🤖 AI Summary
This work addresses critical limitations in existing long-form video understanding methods, where multimodal reflection mechanisms often lack grounding in external objective evidence, leading to hallucinations and poor self-correction capabilities. Additionally, multi-stage reinforcement learning suffers from policy coupling and insufficient training data. To overcome these challenges, the authors propose Reflect-R1, a three-stage intuition–verification–arbitration reasoning pipeline that dynamically retrieves visual evidence to validate initial predictions and resolves conflicts through iterative temporal search, enabling evidence-driven self-correction. The framework introduces SD-GRPO, a novel stage-decoupled reinforcement learning algorithm, alongside a large-scale training set of 120,000 samples to mitigate policy coupling and data scarcity. Experiments demonstrate state-of-the-art performance on benchmarks such as VideoMME and LongVideoBench, with significantly improved factual correction rates.
📝 Abstract
Current multimodal reflection mechanisms for long video understanding predominantly rely on closed-loop self-reflection within internal parameters. Lacking objective external evidence, models are frequently trapped in blind confidence and often fail to correct errors. Furthermore, applying reinforcement learning to multi-stage reflection pipelines introduces severe policy coupling, which is exacerbated by a critical scarcity of dedicated training data.
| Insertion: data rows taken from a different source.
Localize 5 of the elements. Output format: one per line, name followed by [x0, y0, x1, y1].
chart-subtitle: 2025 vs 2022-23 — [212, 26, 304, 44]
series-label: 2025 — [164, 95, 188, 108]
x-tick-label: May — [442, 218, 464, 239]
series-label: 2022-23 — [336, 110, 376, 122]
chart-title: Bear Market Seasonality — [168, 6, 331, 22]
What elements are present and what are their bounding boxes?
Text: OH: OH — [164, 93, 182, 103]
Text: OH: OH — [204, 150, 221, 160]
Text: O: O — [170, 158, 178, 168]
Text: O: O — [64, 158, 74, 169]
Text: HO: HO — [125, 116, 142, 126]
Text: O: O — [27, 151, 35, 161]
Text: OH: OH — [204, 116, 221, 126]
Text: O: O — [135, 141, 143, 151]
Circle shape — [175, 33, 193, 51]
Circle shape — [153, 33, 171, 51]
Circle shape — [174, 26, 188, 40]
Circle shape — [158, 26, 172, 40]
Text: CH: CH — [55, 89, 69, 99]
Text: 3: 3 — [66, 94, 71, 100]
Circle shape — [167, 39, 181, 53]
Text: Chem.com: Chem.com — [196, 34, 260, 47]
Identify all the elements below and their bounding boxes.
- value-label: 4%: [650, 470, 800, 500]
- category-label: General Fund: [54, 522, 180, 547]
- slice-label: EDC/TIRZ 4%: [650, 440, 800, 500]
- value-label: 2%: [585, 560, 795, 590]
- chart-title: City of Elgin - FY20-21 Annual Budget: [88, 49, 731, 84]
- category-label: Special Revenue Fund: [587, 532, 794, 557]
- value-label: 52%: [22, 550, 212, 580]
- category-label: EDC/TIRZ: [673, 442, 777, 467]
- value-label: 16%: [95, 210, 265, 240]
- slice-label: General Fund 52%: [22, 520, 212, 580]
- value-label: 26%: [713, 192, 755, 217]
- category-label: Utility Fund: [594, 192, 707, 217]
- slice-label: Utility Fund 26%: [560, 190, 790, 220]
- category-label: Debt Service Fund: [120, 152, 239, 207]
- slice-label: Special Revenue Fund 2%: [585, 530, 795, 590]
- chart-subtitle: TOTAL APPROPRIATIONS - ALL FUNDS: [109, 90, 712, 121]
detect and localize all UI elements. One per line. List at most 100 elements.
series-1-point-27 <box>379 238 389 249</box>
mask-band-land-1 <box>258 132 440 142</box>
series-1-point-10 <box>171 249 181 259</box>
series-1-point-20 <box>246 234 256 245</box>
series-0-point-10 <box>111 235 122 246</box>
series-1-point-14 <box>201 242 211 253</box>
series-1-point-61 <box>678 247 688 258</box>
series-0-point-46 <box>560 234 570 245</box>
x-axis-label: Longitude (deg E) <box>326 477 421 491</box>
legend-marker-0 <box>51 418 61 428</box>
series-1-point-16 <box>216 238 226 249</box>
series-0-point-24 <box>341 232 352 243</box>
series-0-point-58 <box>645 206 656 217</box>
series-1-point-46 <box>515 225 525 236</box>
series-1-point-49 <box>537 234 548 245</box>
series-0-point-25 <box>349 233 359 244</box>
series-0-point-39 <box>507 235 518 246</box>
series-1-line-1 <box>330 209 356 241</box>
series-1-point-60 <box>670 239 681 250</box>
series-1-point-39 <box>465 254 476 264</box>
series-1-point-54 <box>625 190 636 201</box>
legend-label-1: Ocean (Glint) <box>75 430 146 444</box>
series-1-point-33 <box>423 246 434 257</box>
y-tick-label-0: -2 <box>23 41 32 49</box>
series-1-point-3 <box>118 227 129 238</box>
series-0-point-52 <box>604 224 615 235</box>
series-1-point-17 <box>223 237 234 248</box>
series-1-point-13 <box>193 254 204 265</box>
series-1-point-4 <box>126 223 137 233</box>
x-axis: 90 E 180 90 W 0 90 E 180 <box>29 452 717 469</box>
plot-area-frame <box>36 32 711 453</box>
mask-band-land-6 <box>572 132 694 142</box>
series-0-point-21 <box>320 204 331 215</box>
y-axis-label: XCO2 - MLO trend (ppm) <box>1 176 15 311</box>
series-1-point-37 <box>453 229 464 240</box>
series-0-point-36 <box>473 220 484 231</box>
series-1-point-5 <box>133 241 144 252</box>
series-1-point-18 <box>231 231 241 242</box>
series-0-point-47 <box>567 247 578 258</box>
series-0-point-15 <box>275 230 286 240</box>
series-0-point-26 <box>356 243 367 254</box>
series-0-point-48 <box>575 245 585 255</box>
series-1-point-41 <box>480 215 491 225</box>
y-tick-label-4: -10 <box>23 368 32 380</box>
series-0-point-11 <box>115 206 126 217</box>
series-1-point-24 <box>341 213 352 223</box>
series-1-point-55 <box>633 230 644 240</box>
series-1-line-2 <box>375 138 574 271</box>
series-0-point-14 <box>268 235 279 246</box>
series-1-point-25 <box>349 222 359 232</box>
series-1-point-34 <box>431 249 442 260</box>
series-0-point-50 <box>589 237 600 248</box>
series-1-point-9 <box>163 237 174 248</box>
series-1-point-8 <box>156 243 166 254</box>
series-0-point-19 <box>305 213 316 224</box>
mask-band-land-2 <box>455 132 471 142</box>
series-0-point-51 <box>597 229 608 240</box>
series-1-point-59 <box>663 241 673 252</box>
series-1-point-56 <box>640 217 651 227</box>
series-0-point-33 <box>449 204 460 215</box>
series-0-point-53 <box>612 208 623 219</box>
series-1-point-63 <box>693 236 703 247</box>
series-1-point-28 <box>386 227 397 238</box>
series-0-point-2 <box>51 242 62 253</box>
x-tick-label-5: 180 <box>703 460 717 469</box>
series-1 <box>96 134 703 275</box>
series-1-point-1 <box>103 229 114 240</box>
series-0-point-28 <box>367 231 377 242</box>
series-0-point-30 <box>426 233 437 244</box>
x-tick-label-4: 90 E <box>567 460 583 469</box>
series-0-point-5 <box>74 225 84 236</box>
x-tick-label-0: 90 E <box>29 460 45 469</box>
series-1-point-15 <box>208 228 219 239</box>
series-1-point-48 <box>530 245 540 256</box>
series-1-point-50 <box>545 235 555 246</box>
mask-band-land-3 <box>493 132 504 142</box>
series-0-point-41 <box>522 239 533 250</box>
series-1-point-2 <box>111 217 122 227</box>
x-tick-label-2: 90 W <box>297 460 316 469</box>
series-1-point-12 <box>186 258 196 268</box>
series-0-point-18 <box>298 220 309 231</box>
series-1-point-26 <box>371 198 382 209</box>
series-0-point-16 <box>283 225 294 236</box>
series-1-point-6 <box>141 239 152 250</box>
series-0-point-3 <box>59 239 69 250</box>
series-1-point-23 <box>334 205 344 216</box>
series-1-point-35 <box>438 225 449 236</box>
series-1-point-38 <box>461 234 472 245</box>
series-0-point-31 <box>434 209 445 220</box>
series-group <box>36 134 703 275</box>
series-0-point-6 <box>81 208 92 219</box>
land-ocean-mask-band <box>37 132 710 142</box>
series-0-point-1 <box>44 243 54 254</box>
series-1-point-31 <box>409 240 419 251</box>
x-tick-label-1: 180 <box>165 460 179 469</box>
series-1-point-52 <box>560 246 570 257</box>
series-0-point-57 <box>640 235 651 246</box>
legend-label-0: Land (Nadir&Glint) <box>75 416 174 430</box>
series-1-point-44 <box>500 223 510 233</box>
To address these limitations, this work proposes Reflect-R1, the first Evidence-Driven self-correction framework for long video understanding. The framework constructs a three-stage pipeline consisting of intuition, verification, and arbitration. By dynamically retrieving objective visual evidence to verify initial intuitions and autonomously executing multiple temporal searches to resolve conflicts, it completely breaks the hallucination loop. To overcome policy coupling, we design a stage-decoupled reinforcement learning algorithm named SD-GRPO that independently computes advantage functions across different reasoning stages. Concurrently, we construct a dataset of 120K samples to bridge the training data gap. Extensive experiments on benchmarks such as VideoMME and LongVideoBench demonstrate that Reflect-R1 achieves state-of-the-art performance. Our method significantly improves the genuine rectification rate and enables authentic self-correction strictly grounded in objective evidence.